Penetapan THR Mengacu Peraturan Pemerintah
Penetapan besaran THR tersebut merupakan tindak lanjut dari Peraturan Pemerintah Nomor 9 Tahun 2026 tentang pemberian THR dan gaji ketiga belas bagi aparatur negara, pensiunan, serta penerima tunjangan pada tahun 2026.
Ketentuan tersebut kemudian dijabarkan oleh Pemkot Mataram melalui Peraturan Wali Kota (Perwal) mengenai teknis pemberian THR dan gaji ke-13 yang bersumber dari APBD Kota Mataram.
Dua Opsi Perhitungan THR Sempat Dibahas
Dalam proses pembahasan, pemerintah daerah sempat mempertimbangkan dua skema perhitungan THR bagi PPPK paruh waktu.
Opsi pertama menggunakan dasar Surat Pernyataan Melaksanakan Tugas (SPMT) yang berlaku sejak Januari 2026. Dengan skema tersebut, masa kerja dihitung selama dua bulan sehingga menghasilkan perhitungan THR sekitar Rp250 ribu.
Namun opsi kedua diajukan oleh Badan Kepegawaian dan Pengembangan Sumber Daya Manusia (BKPSDM) Kota Mataram dengan menggunakan dasar Terhitung Mulai Tanggal (TMT) dalam Surat Keputusan pengangkatan PPPK paruh waktu oleh Wali Kota Mataram.
TMT tersebut tercatat sejak Oktober 2025, sehingga masa kerja dihitung selama lima bulan, yakni dari Oktober 2025 hingga Februari 2026.
“Dengan menggunakan TMT, perhitungannya lima bulan dikali Rp1,5 juta kemudian dibagi 12 bulan. Hasilnya sekitar Rp625 ribu dan itulah yang menjadi hasil akhir,” ujarnya.
THR Ditargetkan Cair Sebelum Libur Lebaran
Setelah besaran THR ditetapkan, BKD kini mempersiapkan proses pencairan bagi 3.063 PPPK paruh waktu di lingkungan Pemkot Mataram. Pencairan THR ditargetkan terlaksana sebelum libur Idulfitri yang dimulai pada 18 Maret 2026.

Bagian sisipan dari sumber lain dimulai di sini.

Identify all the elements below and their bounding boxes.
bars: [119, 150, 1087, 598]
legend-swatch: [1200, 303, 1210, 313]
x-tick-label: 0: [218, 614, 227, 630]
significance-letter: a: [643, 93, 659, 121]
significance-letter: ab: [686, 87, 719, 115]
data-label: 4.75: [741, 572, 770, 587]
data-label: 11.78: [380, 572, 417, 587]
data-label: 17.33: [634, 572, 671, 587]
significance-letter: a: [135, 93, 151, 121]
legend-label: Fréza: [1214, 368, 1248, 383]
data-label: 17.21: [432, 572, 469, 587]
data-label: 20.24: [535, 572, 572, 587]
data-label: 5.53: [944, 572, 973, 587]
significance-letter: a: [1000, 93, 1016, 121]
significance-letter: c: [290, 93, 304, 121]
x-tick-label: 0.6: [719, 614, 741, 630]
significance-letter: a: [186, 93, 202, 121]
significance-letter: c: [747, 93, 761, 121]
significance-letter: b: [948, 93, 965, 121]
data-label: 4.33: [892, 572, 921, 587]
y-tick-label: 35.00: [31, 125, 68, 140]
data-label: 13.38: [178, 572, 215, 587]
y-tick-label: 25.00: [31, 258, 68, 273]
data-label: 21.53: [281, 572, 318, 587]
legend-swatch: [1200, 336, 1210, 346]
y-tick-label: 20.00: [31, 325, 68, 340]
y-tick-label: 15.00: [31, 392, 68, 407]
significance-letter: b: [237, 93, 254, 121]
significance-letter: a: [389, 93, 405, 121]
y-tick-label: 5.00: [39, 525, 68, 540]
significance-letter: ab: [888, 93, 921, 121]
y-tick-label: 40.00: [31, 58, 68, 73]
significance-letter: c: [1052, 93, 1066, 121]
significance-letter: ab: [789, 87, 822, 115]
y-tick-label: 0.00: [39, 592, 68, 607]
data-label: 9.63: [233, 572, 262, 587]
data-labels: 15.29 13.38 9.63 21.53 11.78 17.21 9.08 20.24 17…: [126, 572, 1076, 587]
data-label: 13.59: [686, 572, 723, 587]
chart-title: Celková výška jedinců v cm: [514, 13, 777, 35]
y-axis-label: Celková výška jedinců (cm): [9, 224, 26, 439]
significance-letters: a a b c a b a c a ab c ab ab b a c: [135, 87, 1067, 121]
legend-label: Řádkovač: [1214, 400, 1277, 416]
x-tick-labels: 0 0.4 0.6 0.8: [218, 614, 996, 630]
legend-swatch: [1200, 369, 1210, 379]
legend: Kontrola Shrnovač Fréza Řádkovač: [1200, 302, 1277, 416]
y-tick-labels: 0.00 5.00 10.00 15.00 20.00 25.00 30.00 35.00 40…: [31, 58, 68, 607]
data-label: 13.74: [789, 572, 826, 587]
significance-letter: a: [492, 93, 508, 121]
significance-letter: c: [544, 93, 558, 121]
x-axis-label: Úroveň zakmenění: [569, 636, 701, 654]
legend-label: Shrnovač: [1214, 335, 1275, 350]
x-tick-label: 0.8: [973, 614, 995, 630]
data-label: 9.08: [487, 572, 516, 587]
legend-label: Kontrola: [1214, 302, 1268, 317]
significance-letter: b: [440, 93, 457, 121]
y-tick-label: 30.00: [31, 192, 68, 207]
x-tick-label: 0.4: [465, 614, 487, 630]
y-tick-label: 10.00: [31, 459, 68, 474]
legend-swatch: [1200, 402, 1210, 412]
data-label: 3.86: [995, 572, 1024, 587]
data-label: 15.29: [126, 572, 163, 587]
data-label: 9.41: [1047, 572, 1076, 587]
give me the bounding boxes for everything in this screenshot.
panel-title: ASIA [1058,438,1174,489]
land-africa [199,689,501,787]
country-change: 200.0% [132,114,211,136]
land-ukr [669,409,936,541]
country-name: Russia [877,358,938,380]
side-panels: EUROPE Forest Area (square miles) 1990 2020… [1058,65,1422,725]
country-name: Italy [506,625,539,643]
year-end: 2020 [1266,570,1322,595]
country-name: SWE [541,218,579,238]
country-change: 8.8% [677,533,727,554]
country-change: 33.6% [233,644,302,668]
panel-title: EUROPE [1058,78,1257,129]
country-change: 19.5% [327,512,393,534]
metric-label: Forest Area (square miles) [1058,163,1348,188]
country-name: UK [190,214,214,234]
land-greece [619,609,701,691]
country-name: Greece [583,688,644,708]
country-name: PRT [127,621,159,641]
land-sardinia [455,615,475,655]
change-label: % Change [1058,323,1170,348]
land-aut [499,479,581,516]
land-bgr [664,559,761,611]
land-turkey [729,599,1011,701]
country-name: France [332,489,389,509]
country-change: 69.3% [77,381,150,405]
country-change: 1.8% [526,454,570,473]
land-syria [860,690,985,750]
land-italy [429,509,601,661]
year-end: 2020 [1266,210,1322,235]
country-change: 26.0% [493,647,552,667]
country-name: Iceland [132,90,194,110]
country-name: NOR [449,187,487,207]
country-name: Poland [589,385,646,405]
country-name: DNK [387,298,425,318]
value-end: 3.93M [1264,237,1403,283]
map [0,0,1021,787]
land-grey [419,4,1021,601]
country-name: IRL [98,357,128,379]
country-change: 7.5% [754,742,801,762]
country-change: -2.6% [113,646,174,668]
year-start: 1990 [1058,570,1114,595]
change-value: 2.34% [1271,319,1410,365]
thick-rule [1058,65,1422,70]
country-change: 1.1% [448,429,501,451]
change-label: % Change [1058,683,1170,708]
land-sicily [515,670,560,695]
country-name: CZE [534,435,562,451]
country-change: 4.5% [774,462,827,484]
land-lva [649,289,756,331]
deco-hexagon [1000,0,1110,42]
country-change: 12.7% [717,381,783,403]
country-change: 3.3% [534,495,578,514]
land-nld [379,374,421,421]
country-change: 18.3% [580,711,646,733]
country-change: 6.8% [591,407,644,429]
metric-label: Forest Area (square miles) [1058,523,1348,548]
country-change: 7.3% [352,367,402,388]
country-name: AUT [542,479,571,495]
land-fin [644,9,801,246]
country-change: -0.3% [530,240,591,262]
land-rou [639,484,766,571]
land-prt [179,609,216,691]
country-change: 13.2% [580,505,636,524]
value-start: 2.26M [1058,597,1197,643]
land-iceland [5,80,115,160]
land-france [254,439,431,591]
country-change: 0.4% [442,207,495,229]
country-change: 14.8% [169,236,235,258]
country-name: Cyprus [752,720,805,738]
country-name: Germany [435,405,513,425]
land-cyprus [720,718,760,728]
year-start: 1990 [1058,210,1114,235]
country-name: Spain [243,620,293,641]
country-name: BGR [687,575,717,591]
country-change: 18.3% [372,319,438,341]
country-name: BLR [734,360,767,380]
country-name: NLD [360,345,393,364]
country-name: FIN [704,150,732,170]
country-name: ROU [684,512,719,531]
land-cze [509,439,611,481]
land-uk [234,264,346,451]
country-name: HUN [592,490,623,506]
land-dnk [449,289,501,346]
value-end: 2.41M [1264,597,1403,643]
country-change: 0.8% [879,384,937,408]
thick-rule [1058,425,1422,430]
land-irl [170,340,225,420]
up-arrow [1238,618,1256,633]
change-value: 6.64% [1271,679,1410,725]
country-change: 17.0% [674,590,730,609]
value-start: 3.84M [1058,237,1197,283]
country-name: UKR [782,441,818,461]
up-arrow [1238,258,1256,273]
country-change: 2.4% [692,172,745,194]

“Saat ini kami tinggal menunggu pengajuan dari masing-masing organisasi perangkat daerah (OPD),” kata Ramayoga.
Pemkot Mataram Siapkan Anggaran Rp41 Miliar
Pemkot Mataram telah mengalokasikan anggaran sekitar Rp41 miliar pada Maret 2026 untuk pembayaran gaji dan THR baik untuk ASN, kepala daerah dan DPRD.
“Anggaran itu mencakup gaji dua bulan serta tambahan penghasilan pegawai (TPP) bagi ASN dan PPPK penuh waktu dan untuk PPPK Paruh Waktu hanya menerima THR karena statusnya Paruh Waktu,” katanya.